Me Daoud: DSK, « Sardanapale des temps modernes »
Chroniques judiciaires - Pascale Robert-Diard, 16/02/2015
Le véritable réquisitoire contre Dominique Strauss-Kahn a été prononcé, lundi 16 février, par Me Emmanuel Daoud, l'avocat de l'association le Nid, partie civile au procès. Au procureur de la République dans ses réquisitions, au tribunal dans son jugement, il reviendra de faire du droit. De la place qui est la sienne, Me Daoud revendique et assume le devoir de parler de morale.
« Il y a aura un avant et un après procès du Carlton. Procès hors norme par son casting, terriblement ordinaire par son sujet. Nous ne sommes pas là dans la fiction ou dans le fantasme.
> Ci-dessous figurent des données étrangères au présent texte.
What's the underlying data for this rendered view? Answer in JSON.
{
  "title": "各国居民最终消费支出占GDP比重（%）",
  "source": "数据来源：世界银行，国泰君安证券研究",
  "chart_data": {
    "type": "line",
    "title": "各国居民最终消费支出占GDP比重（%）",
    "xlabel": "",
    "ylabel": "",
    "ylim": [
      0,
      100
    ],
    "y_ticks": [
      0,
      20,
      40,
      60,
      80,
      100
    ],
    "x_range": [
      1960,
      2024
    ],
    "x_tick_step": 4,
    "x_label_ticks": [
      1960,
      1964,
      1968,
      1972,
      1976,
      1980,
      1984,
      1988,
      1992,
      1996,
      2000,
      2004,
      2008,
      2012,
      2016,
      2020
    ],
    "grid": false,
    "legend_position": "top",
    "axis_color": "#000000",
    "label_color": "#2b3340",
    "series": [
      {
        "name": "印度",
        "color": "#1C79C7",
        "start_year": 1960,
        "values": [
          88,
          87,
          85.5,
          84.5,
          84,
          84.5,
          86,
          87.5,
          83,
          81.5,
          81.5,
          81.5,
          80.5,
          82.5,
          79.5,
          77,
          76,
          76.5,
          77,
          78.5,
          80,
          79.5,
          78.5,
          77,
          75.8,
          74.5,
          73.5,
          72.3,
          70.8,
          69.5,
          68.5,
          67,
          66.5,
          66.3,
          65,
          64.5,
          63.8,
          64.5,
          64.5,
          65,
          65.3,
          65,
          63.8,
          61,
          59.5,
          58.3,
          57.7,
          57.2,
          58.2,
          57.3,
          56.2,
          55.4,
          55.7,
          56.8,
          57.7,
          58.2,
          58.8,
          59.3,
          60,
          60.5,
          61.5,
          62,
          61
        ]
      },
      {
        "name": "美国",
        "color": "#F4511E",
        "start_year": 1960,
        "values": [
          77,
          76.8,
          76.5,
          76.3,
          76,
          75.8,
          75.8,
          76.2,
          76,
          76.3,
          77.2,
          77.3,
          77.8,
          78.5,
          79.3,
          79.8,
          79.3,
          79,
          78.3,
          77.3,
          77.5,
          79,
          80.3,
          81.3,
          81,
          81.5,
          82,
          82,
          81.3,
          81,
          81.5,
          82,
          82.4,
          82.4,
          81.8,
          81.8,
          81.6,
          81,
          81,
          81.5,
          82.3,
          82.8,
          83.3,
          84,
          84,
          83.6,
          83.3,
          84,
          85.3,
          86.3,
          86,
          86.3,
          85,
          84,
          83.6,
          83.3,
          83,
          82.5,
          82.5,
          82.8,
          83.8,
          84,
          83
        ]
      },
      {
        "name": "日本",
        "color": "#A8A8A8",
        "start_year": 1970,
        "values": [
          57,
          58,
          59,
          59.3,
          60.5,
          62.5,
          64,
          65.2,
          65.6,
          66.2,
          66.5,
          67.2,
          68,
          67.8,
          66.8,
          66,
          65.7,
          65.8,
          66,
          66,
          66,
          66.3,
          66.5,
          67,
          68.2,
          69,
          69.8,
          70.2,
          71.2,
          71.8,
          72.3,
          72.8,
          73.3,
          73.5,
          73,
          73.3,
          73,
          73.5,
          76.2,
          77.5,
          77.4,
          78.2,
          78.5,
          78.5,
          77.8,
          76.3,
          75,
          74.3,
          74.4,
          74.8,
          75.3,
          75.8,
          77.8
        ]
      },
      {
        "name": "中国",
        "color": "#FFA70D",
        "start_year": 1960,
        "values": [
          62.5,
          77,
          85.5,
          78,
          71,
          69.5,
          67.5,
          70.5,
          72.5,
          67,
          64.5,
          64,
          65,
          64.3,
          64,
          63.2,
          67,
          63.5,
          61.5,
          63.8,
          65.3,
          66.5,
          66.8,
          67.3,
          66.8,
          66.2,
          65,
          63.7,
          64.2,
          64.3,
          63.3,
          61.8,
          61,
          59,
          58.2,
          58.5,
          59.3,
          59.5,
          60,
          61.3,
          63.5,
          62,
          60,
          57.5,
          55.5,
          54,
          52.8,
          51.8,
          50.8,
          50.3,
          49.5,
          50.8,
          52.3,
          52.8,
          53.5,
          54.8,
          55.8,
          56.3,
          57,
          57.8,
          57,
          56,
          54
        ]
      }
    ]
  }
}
Nous ne ricanerons plus à l'évocation des “parties fines”. Nous disserterons moins sur la prostitution plus ou moins choisie », veut croire l'avocat.
A l'adresse du président qui, le premier jour, a rappelé que le tribunal « n'est pas le gardien de l'ordre moral », Me Daoud a répliqué : « Il faudrait donc conserver le silence ? Ne rien dire sous peine de vouloir instaurer l'ordre moral ? S'abstenir de juger le comportement sexuel des prévenus ? Je ne vais pas suivre ces injonctions, je vais parler de certains d'entre eux. »
Alors il cogne, Me Daoud. Sur René Kojfer, le « triste sire », sur Dodo la Saumure – « Je vais l'appeler comme ça », dit-il –, le « marchand de viande, le souteneur », et surtout sur Dominique Strauss-Kahn, qu'il exécute d'une formule destinée à se ficher dans la mémoire des phrases de ce procès, « Sardanapale des temps modernes avec sa cour de serviteurs dévoués ».
« Est-ce si inconcevable d'imaginer que lui, le professeur agrégé d'économie, le directeur général du FMI savait que certaines femmes étaient des prostituées ? Etait-il si naïf, si crédule ? Il ne prenait aucune précaution particulière, tout tourné qu'il était sur son obsession du sexe. Sur l'éventuelle relaxe des faits de proxénétisme qui lui sont reprochés, vous ferez votre office de juge, poursuit l'avocat, mais beaucoup d'entre nous ne seront pas dupes. »
Aux femmes qui se sont constituées partie civile, et surtout à deux d'entre elles, Jade et Mounia, Me Daoud choisit d'offrir l'hommage de ces vers de Baudelaire, extraits de La Muse vénale :
« II te faut, pour gagner ton pain de chaque soir,
Comme un enfant de chœur, jouer de l’encensoir,
Chanter des Te Deum auxquels tu ne crois guère,
Ou, saltimbanque à jeun, étaler tes appas
Et ton rire trempé de pleurs qu’on ne voit pas,
Pour faire épanouir la rate du vulgaire. »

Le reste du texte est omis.